What are the benefits of learning English via e-learning?

Learning English can be incredibly important to many peoples lives opening up educational, travel and career options or improving day-to-day relationships. E-learning is noted for democratising education; it makes learning more accessible to many people. Companies such as Perfectly Spoken offer free lessons as well as their more advanced paid options and have been looking at the wider issues and benefits of e-learning themselves. Such courses can be accessed from almost anywhere and at any time that suits and fits around other requirements. Compared to undertaking traditional teacher-led classes with all the associated overheads, e-learning offers an affordable, adaptable choice.With a large number of different courses available if offers more choice and tailoring, so that students can follow an individual programme based on their specific needs, and at a pace and speed that suits them.

Are there any disadvantages?

If you are directly comparing e-learning and EdTech solutions with a classroom setting, then there are clearly significant differences and of course, areas where the traditional environment excels. The precise point is that they are not the same thing, and one will not replace the other. They meet different needs.

One of the main problems with e-learning can be people’s unrealistic expectations of how much and how quickly you can learn. You manage your own time, but you need to allow enough time to absorb learning. It can take a while for knowledge to embed and it will need practice and perseverance to stick.

Whilst there are forums, apps and tools that encourage learners to work more collaboratively, e-learning is essential a solitary experience. There is no one to measure how much you are taking in or how distracted you become. It’s also easy to skip ahead, miss bits out and even ‘cheat’ the content. As EdTech advances it continues to address its issues and London EdTech Week this June saw over 40 events happening in the London looking at all aspects.

The issue of online assessment

If you are using e-learning for a high standard of qualification, then there will be some examination or testing process at the end. There are still questions about how this can be measured online with the same accuracy, certainty and security – knowing people are who they say they are. Where the results have higher stakes for the individuals, so too will they for the reputation of companies determining and awarding grades. In some areas, online courses offer self certification. Whilst this works for particular professional development areas, it is less trusted with more academic subjects. In the ELT world, whilst you can study and prepare online for leading qualifications including the IELTS and Cambridge exams, Cambridge Assessment English who govern the exams require them to be taken in person.

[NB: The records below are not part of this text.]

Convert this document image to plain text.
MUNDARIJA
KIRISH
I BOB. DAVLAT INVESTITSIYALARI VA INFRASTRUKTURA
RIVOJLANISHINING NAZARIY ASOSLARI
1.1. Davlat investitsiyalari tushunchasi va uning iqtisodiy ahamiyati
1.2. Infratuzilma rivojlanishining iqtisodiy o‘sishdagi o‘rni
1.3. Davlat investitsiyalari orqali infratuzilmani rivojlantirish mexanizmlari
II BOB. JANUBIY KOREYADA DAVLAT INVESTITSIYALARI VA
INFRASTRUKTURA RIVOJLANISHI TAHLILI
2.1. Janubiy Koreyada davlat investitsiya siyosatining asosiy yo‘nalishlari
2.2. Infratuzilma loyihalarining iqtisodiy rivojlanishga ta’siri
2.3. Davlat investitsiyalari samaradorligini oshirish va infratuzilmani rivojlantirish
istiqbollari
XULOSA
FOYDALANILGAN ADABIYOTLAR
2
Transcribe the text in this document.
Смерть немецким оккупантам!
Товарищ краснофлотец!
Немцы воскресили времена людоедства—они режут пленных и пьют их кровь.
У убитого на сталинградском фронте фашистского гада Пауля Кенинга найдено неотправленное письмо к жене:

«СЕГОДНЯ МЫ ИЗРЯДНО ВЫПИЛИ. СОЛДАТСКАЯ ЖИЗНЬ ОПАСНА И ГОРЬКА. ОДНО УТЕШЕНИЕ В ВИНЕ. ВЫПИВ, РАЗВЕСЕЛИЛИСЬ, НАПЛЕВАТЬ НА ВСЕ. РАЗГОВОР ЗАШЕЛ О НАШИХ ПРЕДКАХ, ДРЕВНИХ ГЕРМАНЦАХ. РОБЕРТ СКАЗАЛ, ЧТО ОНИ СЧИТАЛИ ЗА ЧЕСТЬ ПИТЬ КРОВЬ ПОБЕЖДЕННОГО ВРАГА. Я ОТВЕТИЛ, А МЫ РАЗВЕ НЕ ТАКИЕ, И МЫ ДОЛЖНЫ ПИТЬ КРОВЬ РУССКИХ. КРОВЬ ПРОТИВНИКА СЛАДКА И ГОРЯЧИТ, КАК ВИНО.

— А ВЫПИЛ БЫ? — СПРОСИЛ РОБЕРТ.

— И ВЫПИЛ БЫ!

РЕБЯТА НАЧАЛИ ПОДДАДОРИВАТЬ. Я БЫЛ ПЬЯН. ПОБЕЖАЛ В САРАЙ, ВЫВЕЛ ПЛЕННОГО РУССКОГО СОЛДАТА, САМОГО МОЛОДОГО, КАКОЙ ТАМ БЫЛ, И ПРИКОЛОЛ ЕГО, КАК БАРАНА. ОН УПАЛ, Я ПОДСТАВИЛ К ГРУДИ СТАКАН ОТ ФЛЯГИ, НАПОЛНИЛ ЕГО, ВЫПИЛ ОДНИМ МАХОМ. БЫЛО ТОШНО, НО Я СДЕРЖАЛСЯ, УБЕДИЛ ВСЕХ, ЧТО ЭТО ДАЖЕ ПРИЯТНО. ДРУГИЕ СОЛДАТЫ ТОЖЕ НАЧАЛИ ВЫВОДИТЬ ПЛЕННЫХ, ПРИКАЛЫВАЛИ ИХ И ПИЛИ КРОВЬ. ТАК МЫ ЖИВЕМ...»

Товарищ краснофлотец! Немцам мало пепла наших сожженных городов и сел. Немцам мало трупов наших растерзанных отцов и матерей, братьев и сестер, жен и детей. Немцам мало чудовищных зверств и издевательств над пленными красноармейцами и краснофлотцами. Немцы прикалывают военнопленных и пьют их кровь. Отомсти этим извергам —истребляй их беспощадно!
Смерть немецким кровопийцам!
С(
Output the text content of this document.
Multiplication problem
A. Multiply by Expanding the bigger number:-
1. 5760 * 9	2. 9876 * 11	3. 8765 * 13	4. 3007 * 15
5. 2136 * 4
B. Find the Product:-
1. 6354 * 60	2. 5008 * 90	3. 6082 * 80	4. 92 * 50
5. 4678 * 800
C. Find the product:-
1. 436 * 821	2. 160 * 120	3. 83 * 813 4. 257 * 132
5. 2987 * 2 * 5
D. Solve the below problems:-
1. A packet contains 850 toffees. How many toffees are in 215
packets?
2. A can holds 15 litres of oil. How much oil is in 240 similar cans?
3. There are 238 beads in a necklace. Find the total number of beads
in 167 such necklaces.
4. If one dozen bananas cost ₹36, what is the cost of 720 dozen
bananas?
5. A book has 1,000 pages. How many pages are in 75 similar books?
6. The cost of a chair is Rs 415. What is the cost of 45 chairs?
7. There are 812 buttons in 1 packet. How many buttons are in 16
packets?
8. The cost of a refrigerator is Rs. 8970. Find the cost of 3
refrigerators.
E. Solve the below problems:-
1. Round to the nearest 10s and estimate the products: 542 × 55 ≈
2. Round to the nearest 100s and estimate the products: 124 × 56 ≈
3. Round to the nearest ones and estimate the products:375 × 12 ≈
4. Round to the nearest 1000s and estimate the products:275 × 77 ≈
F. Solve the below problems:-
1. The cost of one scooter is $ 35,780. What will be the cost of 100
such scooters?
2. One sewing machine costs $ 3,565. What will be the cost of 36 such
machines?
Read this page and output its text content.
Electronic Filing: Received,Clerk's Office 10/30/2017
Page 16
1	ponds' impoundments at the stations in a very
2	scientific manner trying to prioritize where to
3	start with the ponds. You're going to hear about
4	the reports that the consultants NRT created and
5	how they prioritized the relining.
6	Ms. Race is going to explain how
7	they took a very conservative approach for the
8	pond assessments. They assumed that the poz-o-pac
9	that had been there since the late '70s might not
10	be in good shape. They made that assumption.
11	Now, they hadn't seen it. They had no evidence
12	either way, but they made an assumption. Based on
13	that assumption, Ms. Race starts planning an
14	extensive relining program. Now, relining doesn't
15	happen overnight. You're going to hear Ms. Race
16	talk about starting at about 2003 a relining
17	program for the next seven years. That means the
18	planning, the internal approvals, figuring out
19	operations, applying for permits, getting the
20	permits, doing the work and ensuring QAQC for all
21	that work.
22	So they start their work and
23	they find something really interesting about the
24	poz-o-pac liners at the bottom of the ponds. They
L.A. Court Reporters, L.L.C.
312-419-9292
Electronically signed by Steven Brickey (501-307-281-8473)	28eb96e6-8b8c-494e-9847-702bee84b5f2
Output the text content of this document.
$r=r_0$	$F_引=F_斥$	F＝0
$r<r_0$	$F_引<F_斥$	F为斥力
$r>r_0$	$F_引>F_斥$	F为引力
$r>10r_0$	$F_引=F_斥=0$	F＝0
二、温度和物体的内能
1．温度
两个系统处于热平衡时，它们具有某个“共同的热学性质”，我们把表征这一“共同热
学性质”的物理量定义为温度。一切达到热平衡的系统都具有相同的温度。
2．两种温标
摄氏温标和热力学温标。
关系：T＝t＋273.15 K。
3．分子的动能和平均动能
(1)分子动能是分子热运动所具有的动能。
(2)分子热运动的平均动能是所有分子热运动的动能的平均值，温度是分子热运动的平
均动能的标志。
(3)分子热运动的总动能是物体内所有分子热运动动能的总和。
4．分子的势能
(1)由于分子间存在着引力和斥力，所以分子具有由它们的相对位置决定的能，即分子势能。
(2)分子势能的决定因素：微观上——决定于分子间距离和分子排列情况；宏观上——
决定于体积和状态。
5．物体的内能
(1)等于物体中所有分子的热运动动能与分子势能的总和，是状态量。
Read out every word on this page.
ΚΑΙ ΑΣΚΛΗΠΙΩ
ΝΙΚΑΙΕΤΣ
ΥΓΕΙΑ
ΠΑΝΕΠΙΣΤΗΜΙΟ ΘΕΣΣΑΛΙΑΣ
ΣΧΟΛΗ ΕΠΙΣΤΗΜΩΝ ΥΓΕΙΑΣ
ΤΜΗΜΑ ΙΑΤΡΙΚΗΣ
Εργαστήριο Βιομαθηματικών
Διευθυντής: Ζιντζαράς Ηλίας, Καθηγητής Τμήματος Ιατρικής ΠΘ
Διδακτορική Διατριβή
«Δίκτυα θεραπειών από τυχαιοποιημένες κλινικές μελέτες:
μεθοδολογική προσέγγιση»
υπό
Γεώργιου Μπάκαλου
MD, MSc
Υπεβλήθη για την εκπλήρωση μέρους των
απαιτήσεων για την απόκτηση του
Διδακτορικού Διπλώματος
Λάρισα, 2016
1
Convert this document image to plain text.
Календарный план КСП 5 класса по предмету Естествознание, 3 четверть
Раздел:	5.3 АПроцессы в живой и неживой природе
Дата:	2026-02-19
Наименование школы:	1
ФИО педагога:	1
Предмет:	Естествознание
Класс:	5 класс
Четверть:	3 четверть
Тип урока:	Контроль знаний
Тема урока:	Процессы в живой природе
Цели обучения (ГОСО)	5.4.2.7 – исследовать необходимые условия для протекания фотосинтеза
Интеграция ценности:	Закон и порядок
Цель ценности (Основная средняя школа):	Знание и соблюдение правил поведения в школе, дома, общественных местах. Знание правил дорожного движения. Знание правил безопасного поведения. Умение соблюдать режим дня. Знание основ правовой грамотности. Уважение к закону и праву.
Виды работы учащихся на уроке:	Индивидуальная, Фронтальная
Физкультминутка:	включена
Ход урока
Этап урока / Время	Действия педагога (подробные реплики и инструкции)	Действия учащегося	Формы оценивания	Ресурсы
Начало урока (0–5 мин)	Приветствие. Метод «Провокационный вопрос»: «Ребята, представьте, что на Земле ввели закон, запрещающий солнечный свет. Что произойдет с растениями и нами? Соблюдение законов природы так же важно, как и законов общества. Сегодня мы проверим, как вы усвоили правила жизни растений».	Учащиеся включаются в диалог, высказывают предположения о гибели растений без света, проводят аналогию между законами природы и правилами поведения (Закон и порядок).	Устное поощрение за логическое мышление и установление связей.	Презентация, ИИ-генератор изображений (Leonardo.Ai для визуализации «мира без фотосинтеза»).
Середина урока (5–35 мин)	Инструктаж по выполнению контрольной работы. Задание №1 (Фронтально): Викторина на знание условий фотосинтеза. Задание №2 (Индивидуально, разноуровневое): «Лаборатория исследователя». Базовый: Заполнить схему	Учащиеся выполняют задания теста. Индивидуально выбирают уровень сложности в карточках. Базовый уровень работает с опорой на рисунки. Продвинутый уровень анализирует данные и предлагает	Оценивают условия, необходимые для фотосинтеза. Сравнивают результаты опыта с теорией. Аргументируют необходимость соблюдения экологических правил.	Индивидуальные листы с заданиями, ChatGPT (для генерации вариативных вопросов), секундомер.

Online qualifications and the workplace

Within the workplace there seems to be a growing acceptance of online educational qualifications. With more quality providers and improving technology this only looks likely to continue. Organisations like FutureLearn are bringing together reputable educational institutions and a whole host of learning across all subject areas. Although traditional qualifications are a long way from being surpassed, employers look favourably on those who independently pursue extra training. Indeed there are many companies sprouting up that help businesses to develop their own in-house courses and learning.

No one is saying that you can or should base all your English language learning through technology. We all know what practice makes… But e-learning is a great start. It can give many the confidence and root knowledge on which to build and if it opens up opportunities to those that may not otherwise have them, they it has to be a positive force. Edtech is only going to grow and offer more learning experiences. More ways to learn is a good thing.